In these situations 'it's up to the individual teachers to bring it into the classroom,' he said.

The effort to remember the Holocaust and prevent it from happening again is also hampered by a shortage of classroom materials and 'a lack of competence on the part of teachers' that can only be addressed through training, Mandt said.

The COE, which spent the past three years promoting Holocaust remembrance in schools, has provided some training and books for educators such as a manual called 'Teaching About the Holocaust in the 21st Century.'

However, some countries should do more to support the educational effort, Mandt said.

Indeed the experts at the conference from 48 countries stressed that, unlike most classroom lessons, Holocaust history needs earnest promotion and a vigorous defence.

In addressing the educators, former Czech president and writer Vaclav Havel said Holocaust remembrance is challenged by what he called a movement of 'crypto-fascism' hiding behind a mask of social legitimacy in Europe.

As an example, Havel cited 'tendencies to minimize the significance' of concentration camps by drawing distinctions 'between extremely brutal and less brutal camps.'

'What looks innocent in the beginning might develop into something dangerous,' he warned.

Havel said responsibility for Holocaust education is not limited to a few countries.
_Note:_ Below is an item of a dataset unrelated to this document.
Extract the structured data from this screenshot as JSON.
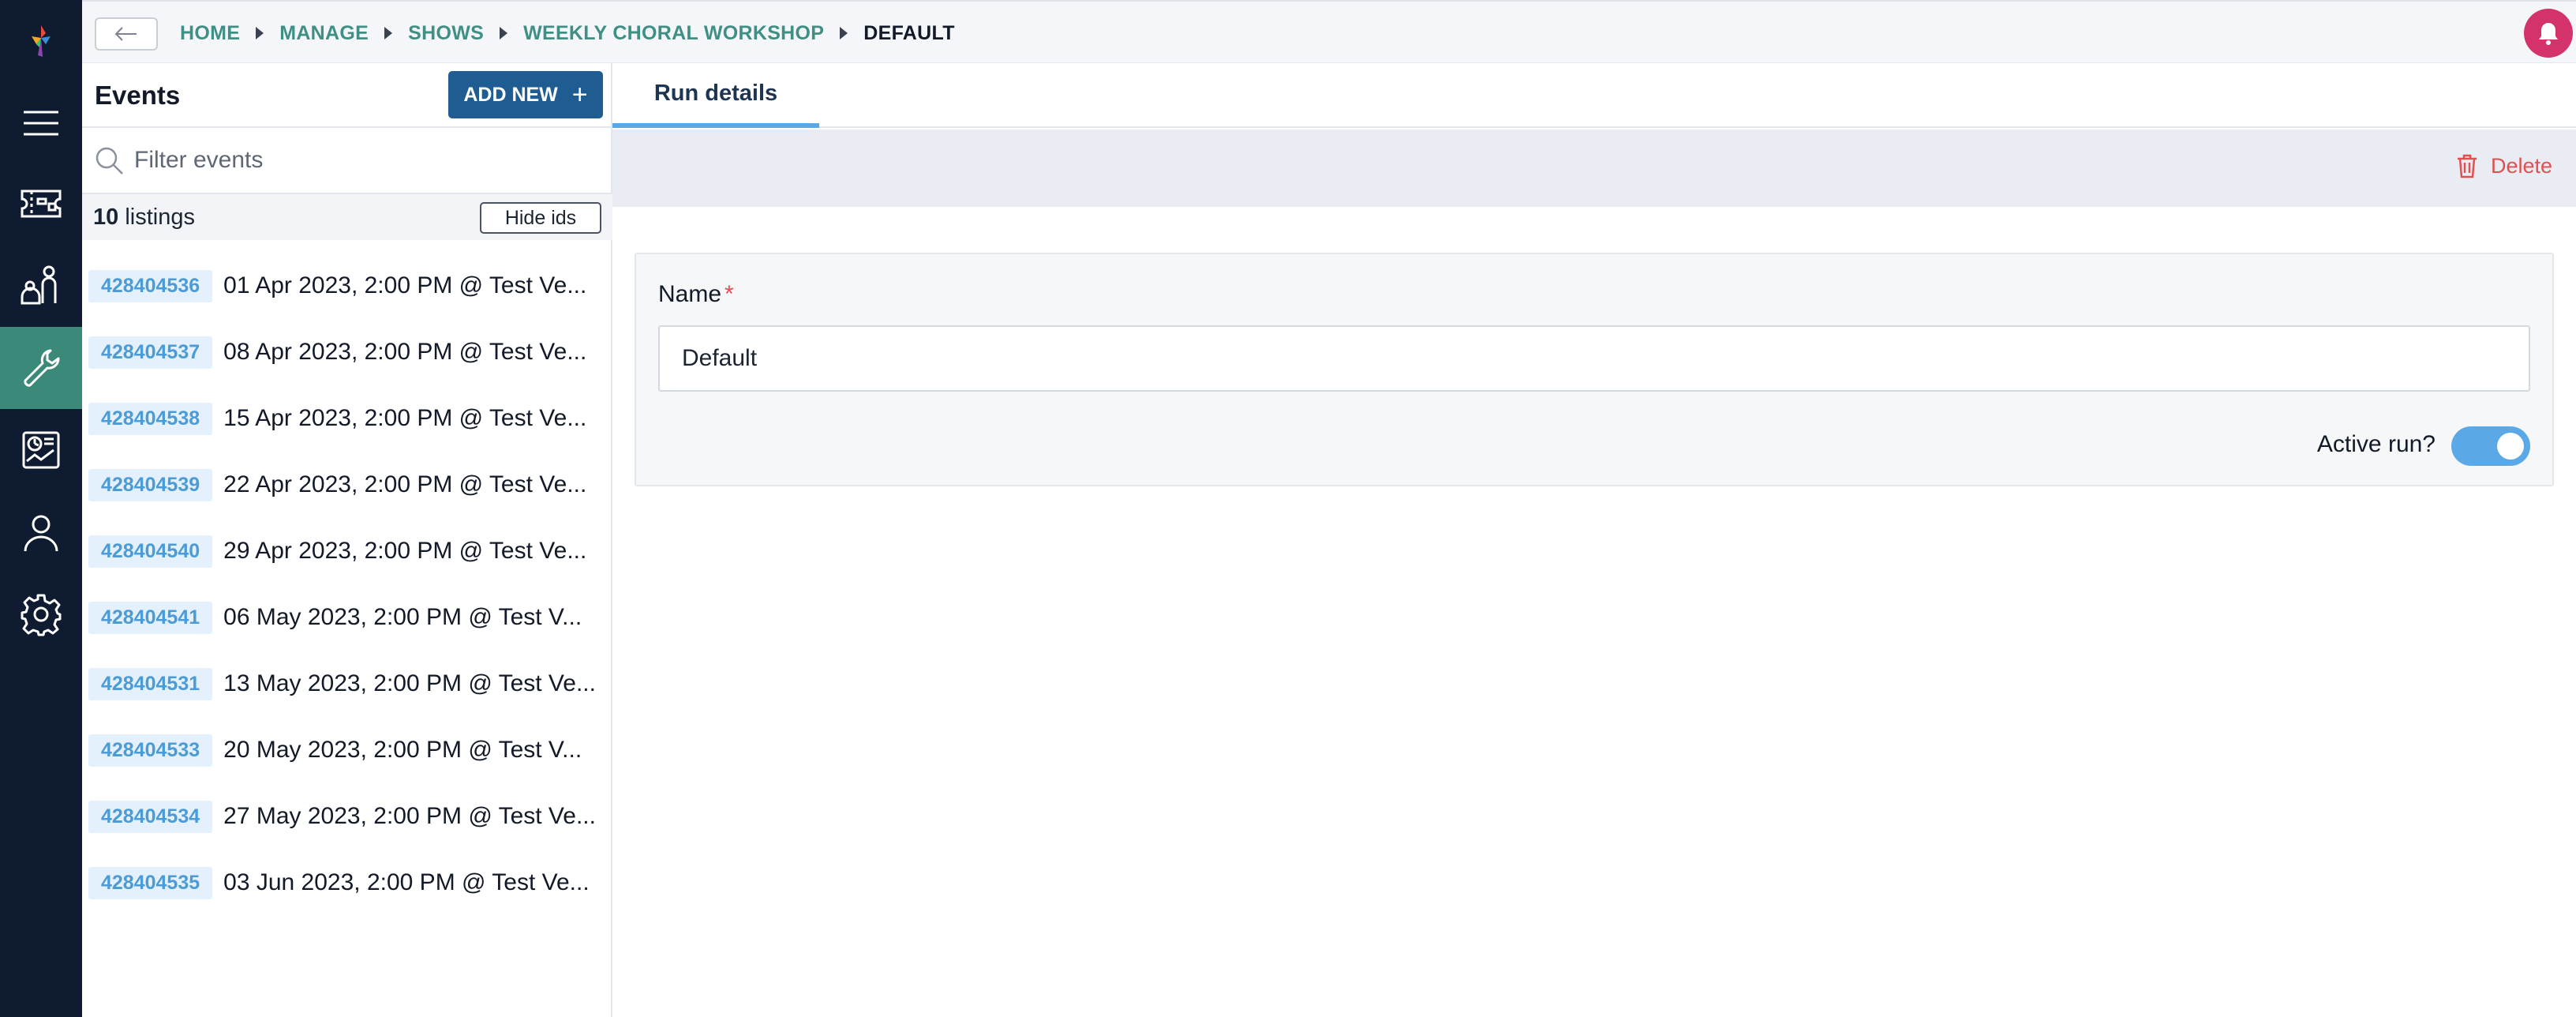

Genocide 'represents the shame of not only individual nations but of all humanity,' he said.

Now it's up to 'all nations to transmit moral and ethic values to future generations,' he said.

Much has already been accomplished and most European schools emphasize the Holocaust in history lessons, for example, while others personally expose students to its bitter legacy.

Norwegian high school students, for example, take field trips to the Auschwitz concentration camp in Poland. Others meet or learn about Holocaust survivors in their communities.

Mandt said the goal is to provide 'knowledge that creates empathy.'

In some European classes, students discuss current affairs such as race-related crime in their own countries, comparing today's news with events from the years preceding the Holocaust.

Such creative learning methods 'are being used more and more,' said Swiss educator Claude-Alain Clerc.

On another level, the educators said, teachers are encouraged to be personally motivated to focus on Holocaust education.

In the Czech Republic, for example, Buzkova said teachers are 'encouraged to be convinced' that the Holocaust's horror as well as 'reasons behind the events' deserve special attention.

She said such motivational training helps instructors 'teach pupils based on their conviction' so that the Holocaust will not be forgotten.